Pas De Tritus

AV equipment and Tab cans litter a landscape of broken dreams.



Richard Hugo House, 1634 11th, 686-3243, $15-$25 8 p.m. Thurs.-Fri., Sun., March 14-17; 8 p.m. and 10 p.m. Sat., March 16

NOTHING GETS OLD faster than stuff that’s sold to us as new. 33 Fainting Spells’ Dirty Work shows us the humble afterlife of new things. From the bright pink cans of Tab that litter the performance space to the discarded Exercycle and army surplus cot shoved against the wall, this is a work that could have been staged in the rec rooms of my suburban youth. And as the trio of dancer/choreographers Dayna Hanson, Gaelen Hanson, and Peggy Piacenza briskly move through a collection of vignettes drawn from film, theater, and dance, they also seem to alternate between an optimistic past and a more subdued present.

The past is an eclectic blend: Quotations from classical ballet rub up against calisthenics; Roger Whittaker shares time with Anton Webern. A 1960s A-line shift is next to a 1970s slinky polyester ruffled shirt, but all of these things seem to have acquired a dingy patina, bright colors and crisp sounds grayed out with dust and time.

The sense of deterioration is especially vivid in the intermittent spoken text, drawn from Ingmar Bergman’s Summer Interlude, Anton Chekhov’s Swan Song, and Tony Richardson’s The Entertainer—all dealing with artists reflecting on lost opportunities and the waning of their powers. This theme is reinforced by one of the most touching elements in the work, a collection of old record players and speakers that could have been lifted from an elementary school AV closet. The dusty hum of the amplifiers filtered through tinny speakers matches the sadness in Dayna Hanson’s voice as she confesses that she’s turned her back on earlier ambitions and has become a hack. And the space-age geometry of the speakers, now marred and dented, marks them as a product of their time more clearly than carbon dating.

At times, it seems like the stage space might be a bomb shelter or some other kind of refuge that has become a jail. The performers seem confined, their gestures held close to their bodies and their larger movement phrases looping back on themselves or cut short altogether. A series of short films projected on rickety screens linger on close-up views of their costumes, examining the details of buttons and stitching, and reinforcing the sense of enclosure.

Like the characters in 1997’s Sorrow’s Sister, these women have developed little quirks and strange behaviors that make their connection to a larger world seem out of sync. They re- enact old movie scenes, perform excerpts of ballet repertory, act out a robbery.
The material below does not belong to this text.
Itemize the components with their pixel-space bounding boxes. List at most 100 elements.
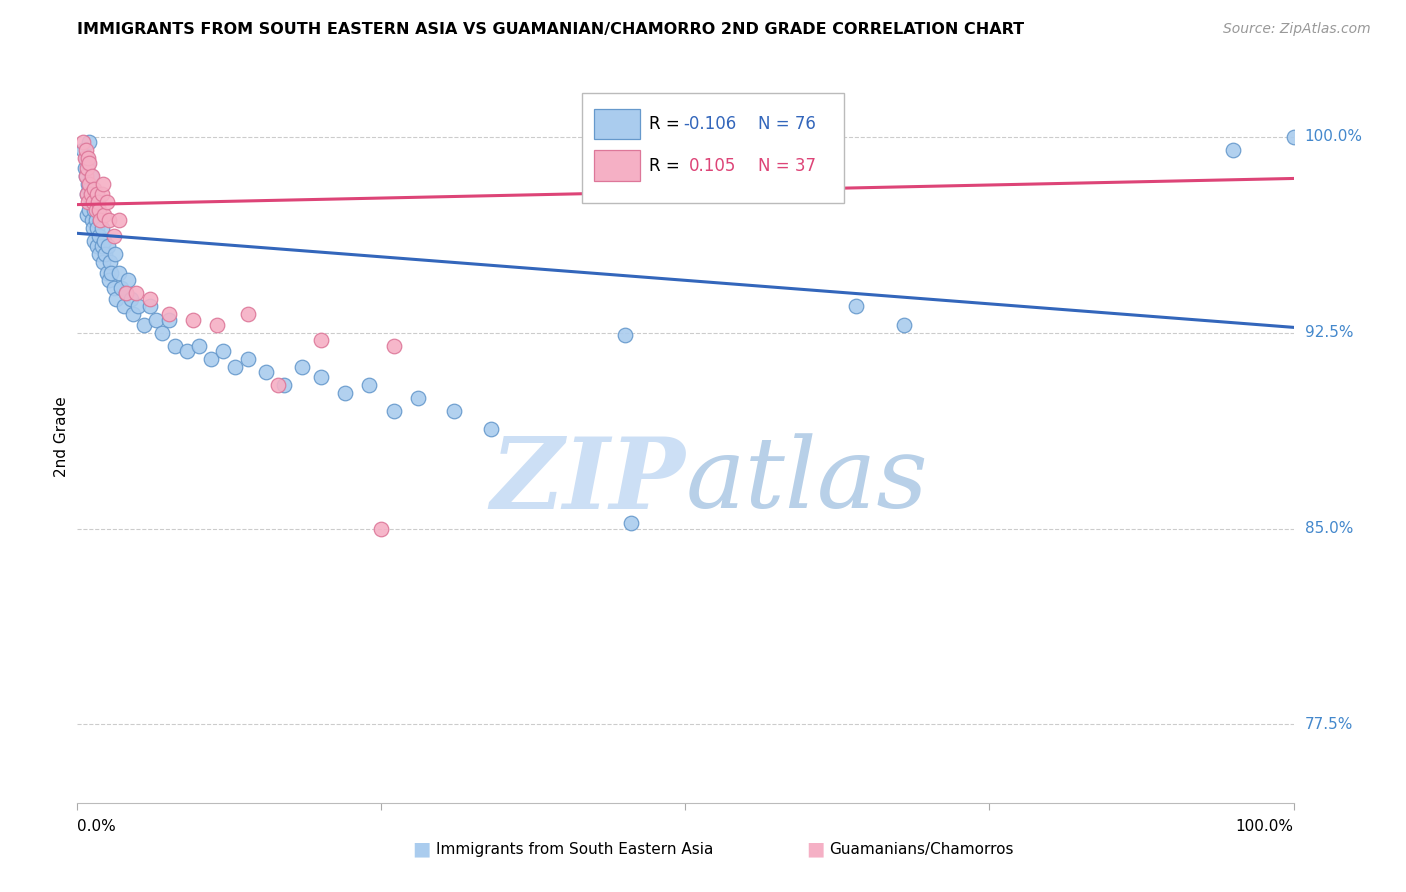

By the end of the piece, we don’t really need to hear Piacenza’s multiple repetitions of a therapy session to know that they might have trouble keeping their past from interfering with the present.
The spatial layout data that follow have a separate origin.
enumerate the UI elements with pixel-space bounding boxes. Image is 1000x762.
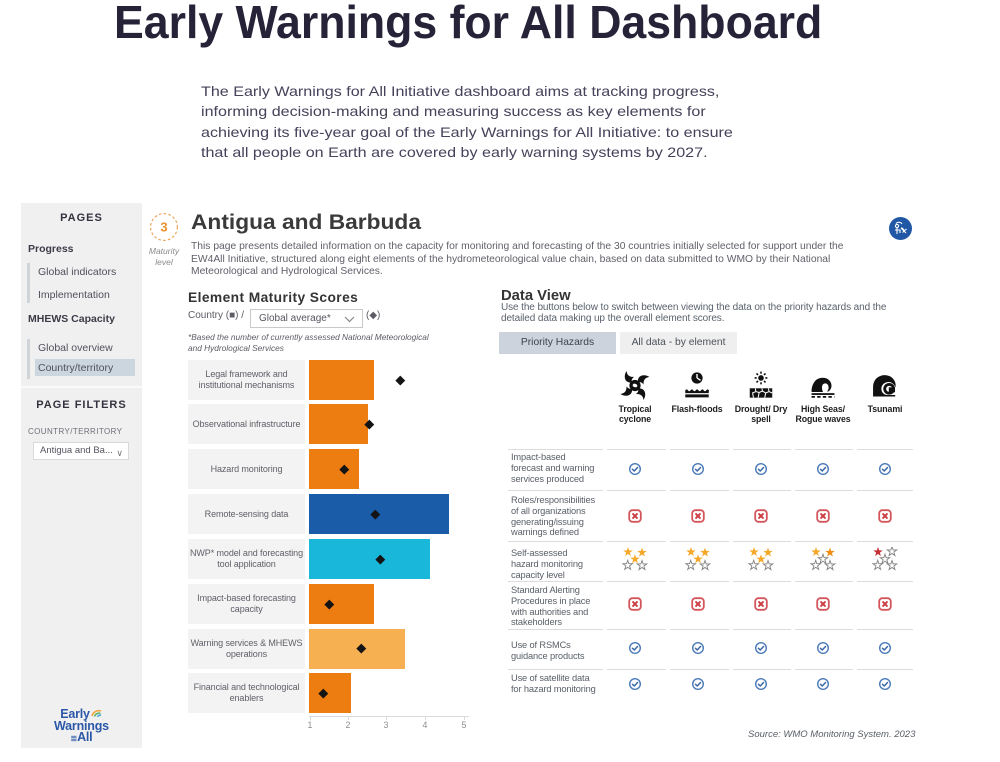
svg-text:3: 3	[160, 220, 167, 235]
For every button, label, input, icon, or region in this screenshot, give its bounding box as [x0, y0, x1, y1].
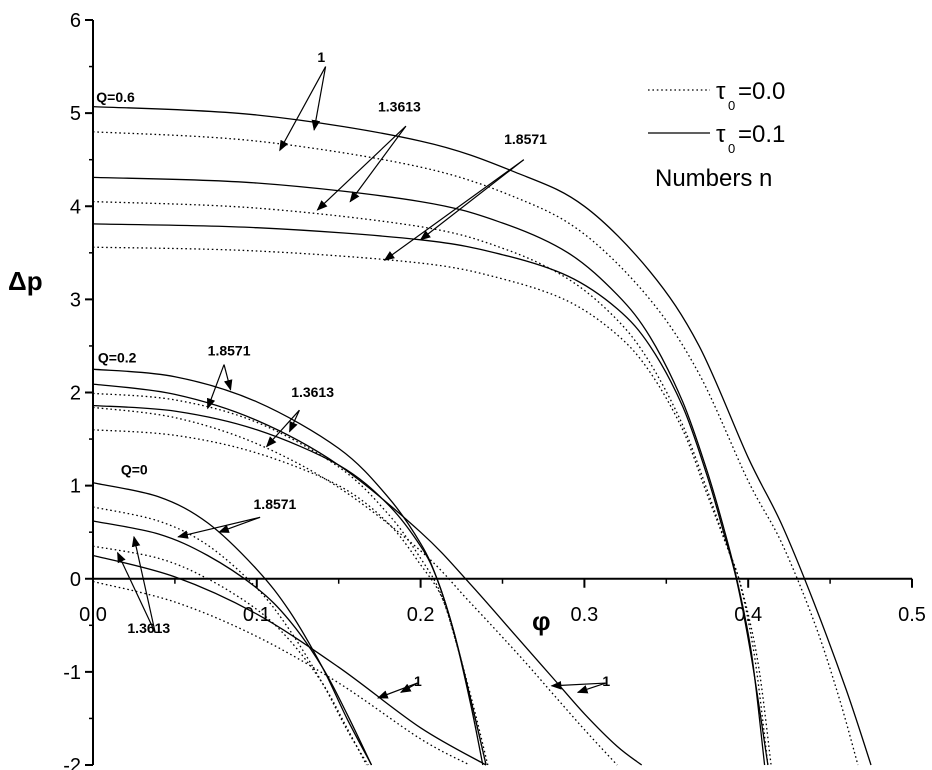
curve-q02-n13613-dotted: [92, 429, 489, 766]
x-tick-label: 0.1: [243, 604, 271, 626]
arrow: [400, 682, 418, 693]
legend-sub-2: 0: [728, 141, 735, 156]
curve-q06-n18571-dotted: [92, 246, 772, 766]
annotation-label: Q=0.6: [96, 89, 135, 105]
curve-q0-n18571-solid: [92, 482, 373, 766]
curve-q0-n1-dotted: [92, 580, 471, 766]
legend-label-dotted: =0.0: [738, 78, 785, 105]
curve-q0-n1-solid: [92, 554, 487, 766]
curve-q06-n1-solid: [92, 105, 872, 766]
annotation-label: 1.8571: [254, 496, 297, 512]
y-tick-label: 4: [70, 196, 81, 218]
arrow: [377, 682, 418, 699]
y-tick-label: 6: [70, 10, 81, 32]
legend-sub-1: 0: [728, 98, 735, 113]
y-axis-title: Δp: [8, 266, 43, 296]
annotations-layer: Q=0.6 Q=0.2 Q=0 1 1.3613 1.8571 1.8571 1.3613 1.…: [96, 49, 610, 699]
arrow: [279, 66, 327, 152]
curves-layer: [92, 105, 872, 766]
arrow: [265, 409, 300, 448]
arrow: [349, 125, 407, 203]
annotation-label: 1.3613: [378, 98, 421, 114]
arrow: [550, 681, 606, 690]
annotation-label: 1.8571: [208, 342, 251, 358]
annotation-label: Q=0.2: [98, 350, 137, 366]
x-tick-label: 0.5: [898, 604, 926, 626]
arrow: [576, 682, 606, 694]
y-tick-label: 2: [70, 383, 81, 405]
curve-q02-n1-solid: [92, 383, 643, 766]
legend-symbol-1: τ: [716, 78, 726, 105]
arrow: [131, 535, 156, 633]
arrow: [383, 159, 525, 261]
curve-q02-n18571-dotted: [92, 392, 487, 766]
y-tick-label: 3: [70, 289, 81, 311]
curve-q02-n1-dotted: [92, 406, 618, 766]
curve-q0-n18571-dotted: [92, 506, 369, 766]
curve-q06-n18571-solid: [92, 223, 769, 766]
arrow: [223, 364, 233, 391]
x-tick-label: 0.0: [79, 604, 107, 626]
curve-q06-n13613-solid: [92, 176, 766, 766]
y-tick-label: 0: [70, 569, 81, 591]
annotation-label: Q=0: [121, 461, 148, 477]
curve-q02-n13613-solid: [92, 404, 487, 766]
legend-label-solid: =0.1: [738, 121, 785, 148]
axes-layer: -2 -1 0 1 2 3 4 5 6 0.0 0.1 0.2 0.3 0.4 0.5: [63, 10, 926, 770]
curve-q0-n13613-solid: [92, 520, 373, 766]
curve-q06-n13613-dotted: [92, 200, 769, 766]
annotation-label: 1.3613: [127, 620, 170, 636]
curve-q06-n1-dotted: [92, 131, 859, 766]
annotation-label: 1: [602, 673, 610, 689]
y-tick-label: -1: [63, 662, 81, 684]
annotation-label: 1: [414, 673, 422, 689]
legend: τ 0 =0.0 τ 0 =0.1 Numbers n: [648, 78, 785, 192]
arrow: [218, 516, 261, 533]
legend-note: Numbers n: [655, 165, 772, 192]
x-tick-label: 0.3: [570, 604, 598, 626]
x-axis-title: φ: [532, 606, 551, 636]
arrow: [419, 159, 525, 241]
curve-q0-n13613-dotted: [92, 545, 368, 766]
arrow: [177, 516, 261, 539]
legend-symbol-2: τ: [716, 121, 726, 148]
curve-q02-n18571-solid: [92, 368, 484, 766]
annotation-label: 1.3613: [291, 384, 334, 400]
y-tick-label: 5: [70, 103, 81, 125]
arrow: [316, 125, 407, 211]
arrow: [311, 66, 327, 131]
arrow: [207, 364, 225, 410]
annotation-label: 1.8571: [504, 131, 547, 147]
x-tick-label: 0.4: [734, 604, 762, 626]
annotation-label: 1: [317, 49, 325, 65]
x-tick-label: 0.2: [407, 604, 435, 626]
y-tick-label: 1: [70, 476, 81, 498]
arrow: [117, 551, 156, 634]
y-tick-label: -2: [63, 755, 81, 770]
arrow: [289, 409, 300, 433]
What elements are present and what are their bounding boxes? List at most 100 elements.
33 Fainting Spells’ works often ask more questions than they answer or offer multiple interpretations to a deceptively simple premise, and Dirty Work is no exception. The goal doesn’t seem to be to experience a kinesthetic rush or untangle a choreographic puzzle, but instead to find little truths in accumulated detail, to recognize how things can embody our experiences and trigger moments of understanding. These artists are masters of collage, managing to present several decades of cultural references in a little over an hour and evoke tender feelings for the cast-off detritus of our lives. When Piacenza gingerly carries a working record player across the space, it seems like a living thing; and when the lights dim, we still see the glow of its on/off switch, like a little candle left burning against the dark.